I quattro siti a carbone per la cui conversione l’Enel ha chiesto oggi l’autorizzazione al ministero dell’Ambiente sono La Spezia, Fusina (Venezia), Torre Nord (Civitavecchia) e anche la Federico II di Brindisi, la piu’ grande delle quattro con 2640 MW installati. Lo ha spiegato il direttore Enel per l’Italia Carlo Tamburi parlando del processo di phase out dal carbone, fissato in Italia al 2025, davanti alla Commissione Attivita’ produttive della Camera. I quattro siti, nelle intenzioni del gruppo elettrico verranno convertiti “in impianti a gas a ciclo aperto da 500 MW ciascuno, ma possono anche essere trasformati in impianti a ciclo combinato”, ha spiegato Tamburi. Non solo: nelle porzioni di terreno delle vecchie centrali a carbone non necessarie ai nuovi impianti potrebbero anche essere installati pannelli fotovoltaici o batterie. Tamburi ha anche rassicurato i commissari che chiedevano di eventuali ripercussioni sui posti di lavoro, affermando che “l’occupazione e’ assicurata, anzi in fase di costruzione aumentera’”.

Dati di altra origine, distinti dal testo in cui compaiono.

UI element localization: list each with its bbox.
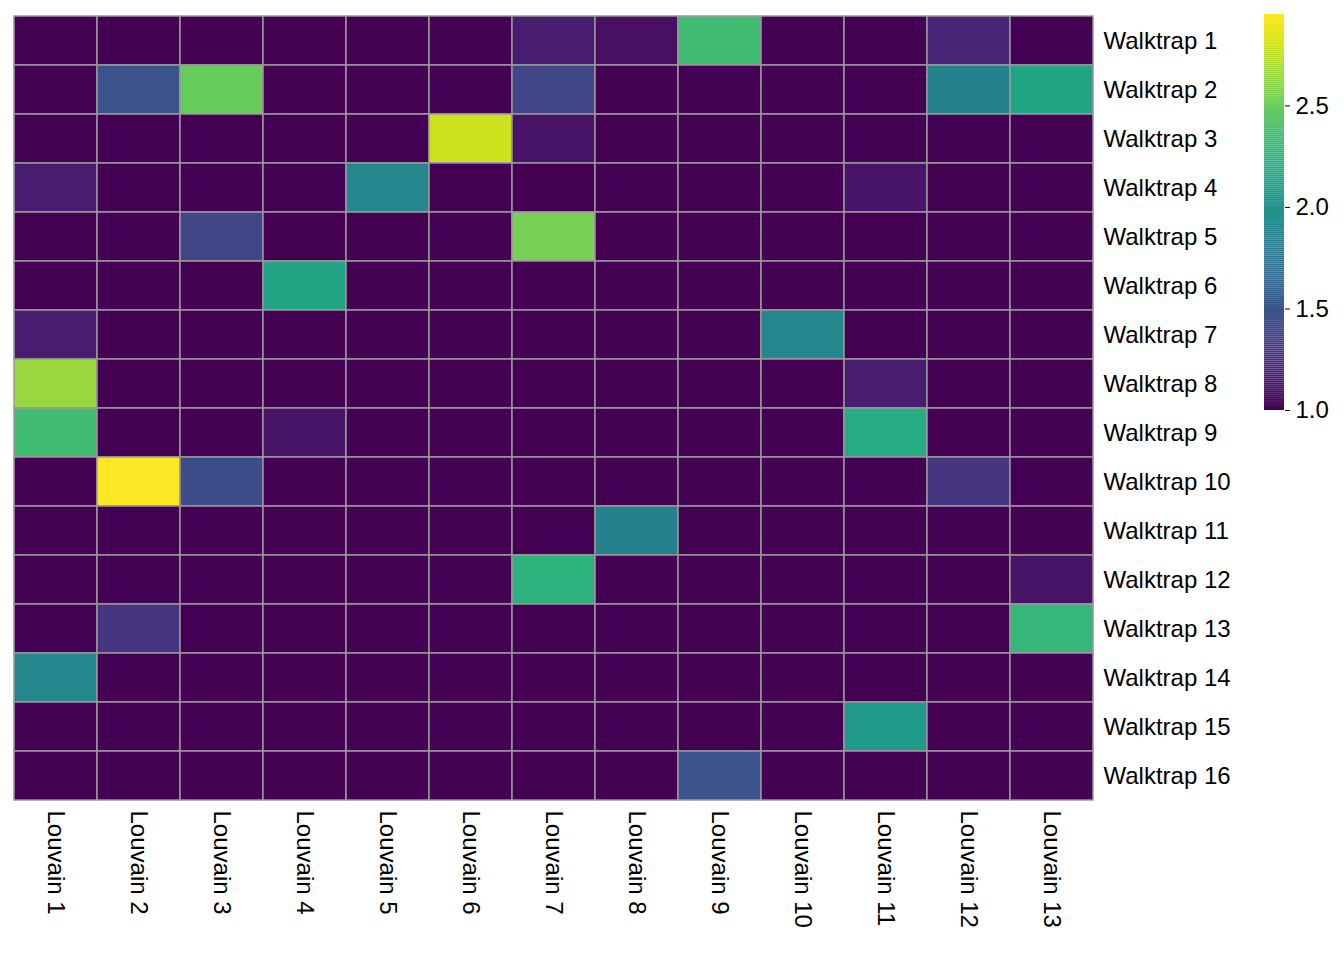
svg-text:Walktrap 14: Walktrap 14	[1104, 664, 1231, 691]
svg-text:Walktrap 3: Walktrap 3	[1104, 125, 1218, 152]
svg-text:Walktrap 13: Walktrap 13	[1104, 615, 1231, 642]
svg-text:Walktrap 5: Walktrap 5	[1104, 223, 1218, 250]
svg-text:Walktrap 16: Walktrap 16	[1104, 762, 1231, 789]
svg-text:Walktrap 8: Walktrap 8	[1104, 370, 1218, 397]
svg-text:1.5: 1.5	[1296, 295, 1329, 322]
svg-text:Walktrap 2: Walktrap 2	[1104, 76, 1218, 103]
svg-text:Louvain 3: Louvain 3	[209, 811, 236, 915]
svg-text:Louvain 11: Louvain 11	[873, 811, 900, 927]
svg-text:Louvain 9: Louvain 9	[707, 811, 734, 915]
svg-text:Louvain 5: Louvain 5	[375, 811, 402, 915]
svg-text:Louvain 12: Louvain 12	[956, 811, 983, 928]
svg-text:Walktrap 11: Walktrap 11	[1104, 517, 1229, 544]
svg-text:2.5: 2.5	[1296, 92, 1329, 119]
svg-text:Louvain 8: Louvain 8	[624, 811, 651, 915]
svg-text:2.0: 2.0	[1296, 193, 1329, 220]
svg-text:Walktrap 1: Walktrap 1	[1104, 27, 1218, 54]
svg-text:Louvain 10: Louvain 10	[790, 811, 817, 928]
svg-text:Walktrap 4: Walktrap 4	[1104, 174, 1218, 201]
svg-text:Louvain 4: Louvain 4	[292, 811, 319, 915]
svg-text:Louvain 2: Louvain 2	[126, 811, 153, 915]
svg-text:Louvain 7: Louvain 7	[541, 811, 568, 915]
svg-text:Walktrap 15: Walktrap 15	[1104, 713, 1231, 740]
svg-text:Walktrap 12: Walktrap 12	[1104, 566, 1231, 593]
svg-text:Louvain 1: Louvain 1	[43, 811, 70, 915]
svg-text:Walktrap 9: Walktrap 9	[1104, 419, 1218, 446]
svg-text:Louvain 6: Louvain 6	[458, 811, 485, 915]
svg-text:Louvain 13: Louvain 13	[1039, 811, 1066, 928]
svg-text:Walktrap 6: Walktrap 6	[1104, 272, 1218, 299]
svg-text:1.0: 1.0	[1296, 396, 1329, 423]
svg-text:Walktrap 10: Walktrap 10	[1104, 468, 1231, 495]
svg-text:Walktrap 7: Walktrap 7	[1104, 321, 1218, 348]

L’uscita dal carbone entro il 2025, ha poi spiegato il manager dell’Enel, “fara’ venir meno circa 8mila MW di impianti programmabili da gestire tramite opportuni interventi per
garantire la sicurezza e l’adeguatezza del sistema elettrico nazionale nel suo medio termine”.

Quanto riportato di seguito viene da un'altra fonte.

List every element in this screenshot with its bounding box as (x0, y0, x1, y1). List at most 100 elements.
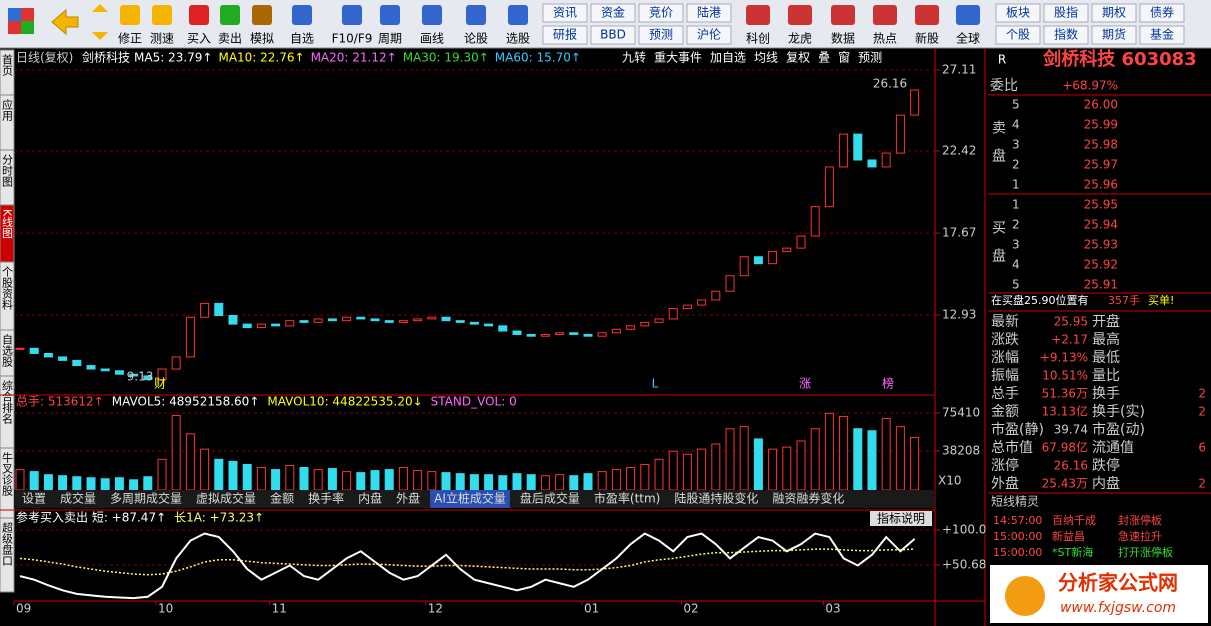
stat-value: 2 (1198, 405, 1206, 419)
chart-button[interactable]: 加自选 (710, 51, 746, 65)
event-stock[interactable]: 百纳千成 (1052, 514, 1096, 527)
toolbar-button[interactable]: F10/F9 (332, 32, 373, 46)
side-tab[interactable]: 超级盘口 (1, 521, 14, 566)
toolbar-button[interactable]: 选股 (506, 32, 530, 46)
toolbar-grid-button[interactable]: 期权 (1102, 6, 1126, 20)
toolbar-grid-button[interactable]: 沪伦 (697, 27, 721, 42)
toolbar-grid-button[interactable]: 竞价 (649, 6, 673, 20)
toolbar-grid-bg (1043, 3, 1089, 23)
toolbar-button[interactable]: 买入 (187, 32, 211, 46)
stat-label: 跌停 (1092, 457, 1120, 474)
toolbar-grid-button[interactable]: 陆港 (697, 5, 721, 20)
indicator-tab[interactable]: 成交量 (60, 491, 96, 506)
indicator-tab[interactable]: 设置 (22, 492, 46, 506)
stat-label: 流通值 (1092, 440, 1134, 456)
candle (498, 325, 508, 332)
candle (910, 89, 920, 116)
indicator-tab[interactable]: 换手率 (308, 491, 344, 506)
toolbar-grid-button[interactable]: 资金 (601, 5, 625, 20)
candle (356, 316, 366, 320)
toolbar-grid-button[interactable]: BBD (600, 28, 626, 42)
side-tab[interactable]: 应用 (1, 98, 14, 122)
chart-button[interactable]: 重大事件 (654, 51, 702, 65)
toolbar-button[interactable]: 龙虎 (788, 32, 812, 46)
toolbar-grid-button[interactable]: 研报 (553, 27, 577, 42)
stat-label: 涨停 (991, 457, 1019, 474)
toolbar-grid-bg (995, 3, 1041, 23)
toolbar-grid-button[interactable]: 个股 (1006, 28, 1030, 42)
side-tab[interactable]: 分时图 (1, 154, 14, 188)
indicator-tab[interactable]: 市盈率(ttm) (594, 491, 660, 506)
indicator-tab[interactable]: 融资融券变化 (772, 491, 844, 506)
toolbar-button[interactable]: 卖出 (218, 32, 242, 46)
event-marker[interactable]: 财 (154, 377, 166, 391)
toolbar-grid-button[interactable]: 板块 (1006, 6, 1030, 20)
toolbar-button[interactable]: 画线 (420, 32, 444, 46)
side-tab[interactable]: K线图 (1, 209, 14, 239)
volume-bar (327, 468, 337, 491)
chart-button[interactable]: 复权 (786, 51, 810, 65)
indicator-tab[interactable]: 陆股通持股变化 (674, 491, 758, 506)
volume-bar (526, 474, 536, 491)
candle (242, 323, 252, 329)
stat-label: 最低 (1092, 350, 1120, 366)
toolbar-button[interactable]: 测速 (150, 32, 174, 46)
volume-bar (668, 450, 678, 491)
event-marker[interactable]: 榜 (882, 376, 894, 391)
side-tab[interactable]: 综合排名 (1, 379, 14, 424)
volume-bar (427, 471, 437, 491)
candle (455, 320, 465, 323)
toolbar-grid-button[interactable]: 指数 (1054, 27, 1078, 42)
candle (484, 323, 494, 327)
event-stock[interactable]: *ST新海 (1052, 545, 1093, 559)
toolbar-grid-button[interactable]: 股指 (1054, 5, 1078, 20)
candle (299, 320, 309, 323)
indicator-tab[interactable]: 盘后成交量 (520, 491, 580, 506)
button-bg (870, 511, 932, 526)
toolbar-grid-button[interactable]: 期货 (1102, 27, 1126, 42)
candle (782, 247, 792, 253)
volume-bar (498, 475, 508, 491)
toolbar-button[interactable]: 科创 (746, 32, 770, 46)
toolbar-grid-button[interactable]: 资讯 (553, 6, 577, 20)
toolbar-button[interactable]: 数据 (831, 31, 855, 46)
toolbar-button[interactable]: 论股 (464, 32, 488, 46)
price: 25.94 (1084, 218, 1118, 232)
chart-button[interactable]: 窗 (838, 51, 850, 65)
candle (200, 302, 210, 318)
toolbar-grid-button[interactable]: 债券 (1150, 5, 1174, 20)
toolbar-button[interactable]: 模拟 (250, 32, 274, 46)
side-tab[interactable]: 牛叉诊股 (1, 451, 14, 497)
toolbar-button[interactable]: 自选 (290, 32, 314, 46)
toolbar-button[interactable]: 全球 (956, 31, 980, 46)
volume-bar (753, 438, 763, 491)
event-stock[interactable]: 新益昌 (1052, 529, 1085, 543)
toolbar-button[interactable]: 新股 (915, 31, 939, 46)
chart-button[interactable]: 九转 (622, 50, 646, 65)
volume-bar (86, 477, 96, 491)
indicator-tab[interactable]: 虚拟成交量 (196, 491, 256, 506)
candle (640, 321, 650, 327)
side-tab[interactable]: 自选股 (1, 334, 14, 368)
toolbar-grid-button[interactable]: 预测 (649, 28, 673, 42)
toolbar-grid-button[interactable]: 基金 (1150, 27, 1174, 42)
indicator-tab[interactable]: 外盘 (396, 491, 420, 506)
price: 26.00 (1084, 98, 1118, 112)
price: 25.96 (1084, 178, 1118, 192)
indicator-tab[interactable]: 内盘 (358, 491, 382, 506)
event-marker[interactable]: 涨 (799, 376, 811, 391)
side-tab[interactable]: 个股资料 (1, 266, 14, 311)
toolbar-button[interactable]: 修正 (118, 31, 142, 46)
toolbar-button[interactable]: 周期 (378, 32, 402, 46)
toolbar-button[interactable]: 热点 (873, 32, 897, 46)
event-marker[interactable]: L (652, 377, 659, 391)
chart-button[interactable]: 预测 (858, 51, 882, 65)
indicator-help[interactable]: 指标说明 (877, 511, 925, 526)
chart-button[interactable]: 均线 (754, 51, 778, 65)
chart-button[interactable]: 叠 (818, 51, 830, 65)
indicator-tab[interactable]: 多周期成交量 (110, 491, 182, 506)
side-tab[interactable]: 首页 (1, 53, 14, 77)
indicator-tab[interactable]: 金额 (270, 491, 294, 506)
indicator-tab[interactable]: AI立桩成交量 (434, 491, 506, 506)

Tra gli altri passi da fare per una sicura transizione energetica, Tamburi ha citato lo snellimento autorizzativo per lo sviluppo delle rinnovabili e della rete di trasmissione (al
momento ci vuole “una media di 11 anni per ogni linea”, ha detto), ma anche la soluzione per il capacity market. Infine, ha detto Tamburi, “e’ necessaria una riduzione della dipendenza dall’import dalla Francia che – ha sottolineato – e’ uno dei fattori strategici per il Paese” e anche per “ridurre le bollette”. Oggi, ha spiegato, “il margine di riserva e’ di appena il 10%, cioe’ 6 GW: cio’ vuol dire che e’ coperto solo grazie alla disponibilita’ dell’import dai paesi confinanti. Invece un margine di riserva opportuno secondo Terna dovrebbe essere pari almeno al doppio”. Considerando che “verranno chiusi tutti gli
impianti a carbone e anche alcuni a gas serve quindi un nuovo contributo” fatto di rinnovabili, nuove interconnessioni e accumuli.